По лицу Франки невозможно было понять, какое впечатление на нее произвела его тирада.
– Ну что ж, – вздохнула она. – Тогда мне действительно не остается ничего другого, как дождаться утра и позвонить адвокату мужа. – Подвинув к себе книгу, она взглянула Брунетти в глаза и добавила: – Спасибо вам, комиссар, что пришли со мной поговорить. И спасибо за все предыдущие наши беседы. – Она взяла книгу в руки. – Думаю, мне полезно знать, что мужчина может интересоваться мной не только из‑за моего лица.
Изобразила нечто вроде улыбки и погрузилась в чтение.
Брунетти был рад, что она переключила внимание с него на книгу.

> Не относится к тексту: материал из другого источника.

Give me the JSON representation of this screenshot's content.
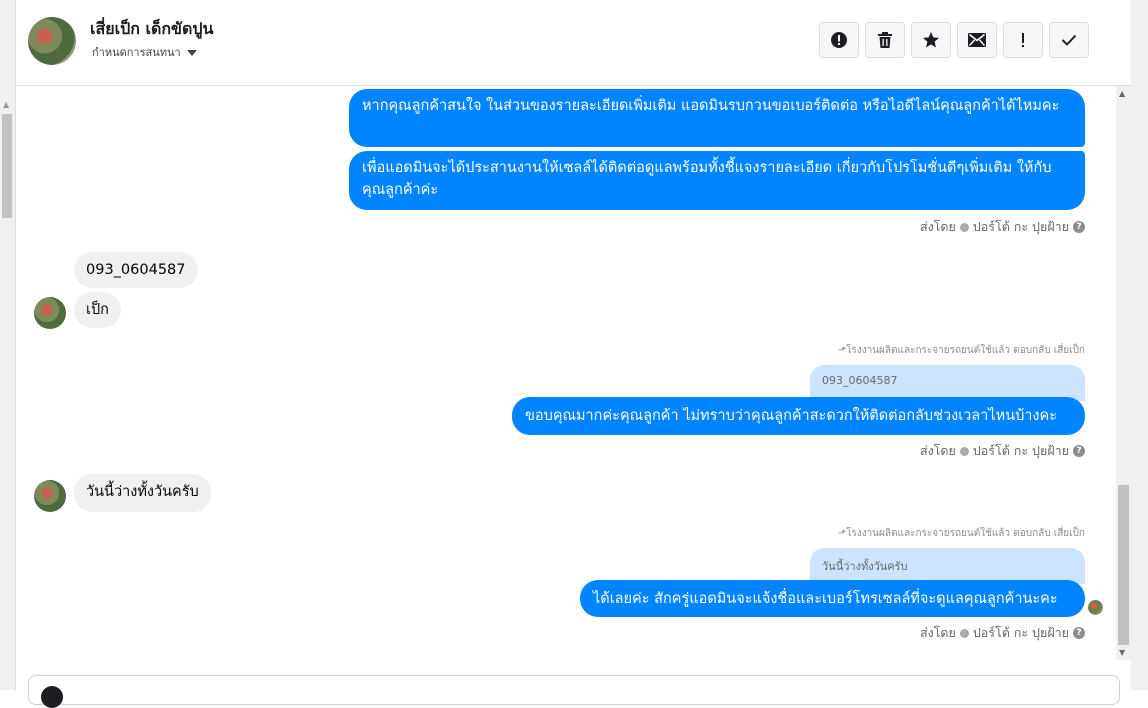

Ему нечего было ответить на ее последнюю фразу. Не осталось и вопросов, которые он мог бы ей задать.
Пожелав Франке спокойной ночи, он вышел из комнаты и отправился домой.
27
Брунетти спал. В девять утра Паола, уходя на работу, попыталась его разбудить, но безрезультатно – Брунетти лишь перекатился на ее сторону кровати. Чуть позже зазвонил телефон, но и ему не удалось вызволить Брунетти из волшебного мира, в котором у Пучетти было две здоровых руки, Гуарино не лежал мертвым на земле, а Террасини – на мраморном полу, мира, в котором Франка Маринелло была симпатичной женщиной чуть за тридцать с нормальным, подвижным лицом, время от времени озаряемым улыбкой или смехом.
Где‑то около одиннадцати Брунетти проснулся, глянул в окно, увидел, что на улице льет дождь, и снова провалился в сон. Когда он в следующий раз разлепил веки, на небе сияло яркое солнце. Сначала Брунетти даже почудилось, что он все еще спит, а безоблачная синева ему снится. Он, не шелохнувшись, лежал целую минуту. Затем медленно вытащил одну руку из‑под одеяла, с удовольствием слушая, как шуршат простыни. Он попытался щелкнуть пальцами, но руки со сна его не слушались и пальцы лишь тихо потерлись друг о друга. Но даже этот тихий звук достиг слуха Брунетти – значит, мерзкое жужжание прекратилось. Он откинул одеяло, радуясь, как ребенок, шелковистому шелесту, с каким оно опустилось на кровать.
Брунетти стоял и улыбался солнцу. Надо побриться и принять душ, подумал он. Но сначала – кофе.
Притащив кофейник в спальню, он опять забрался в постель, поставив на тумбочку чашку и молочник. Стряхнул с ног тапочки, накрылся одеялом и, протянув руку, вытащил из кучи сваленных на столе книг потрепанный томик Овидия. Он нашел его еще дня два назад, но прочитать так и не успел – не было времени. Итак, «Фасты». Как она там говорила, что‑то про царя? Брунетти открыл содержание и, изучив его, нашел нужную главу: «Двадцать четвертое февраля. Изгнание царя». Закутавшись поплотнее в одеяло, взял книгу в правую руку и глотнул из чашки кофе. Отставил чашку и приступил к чтению.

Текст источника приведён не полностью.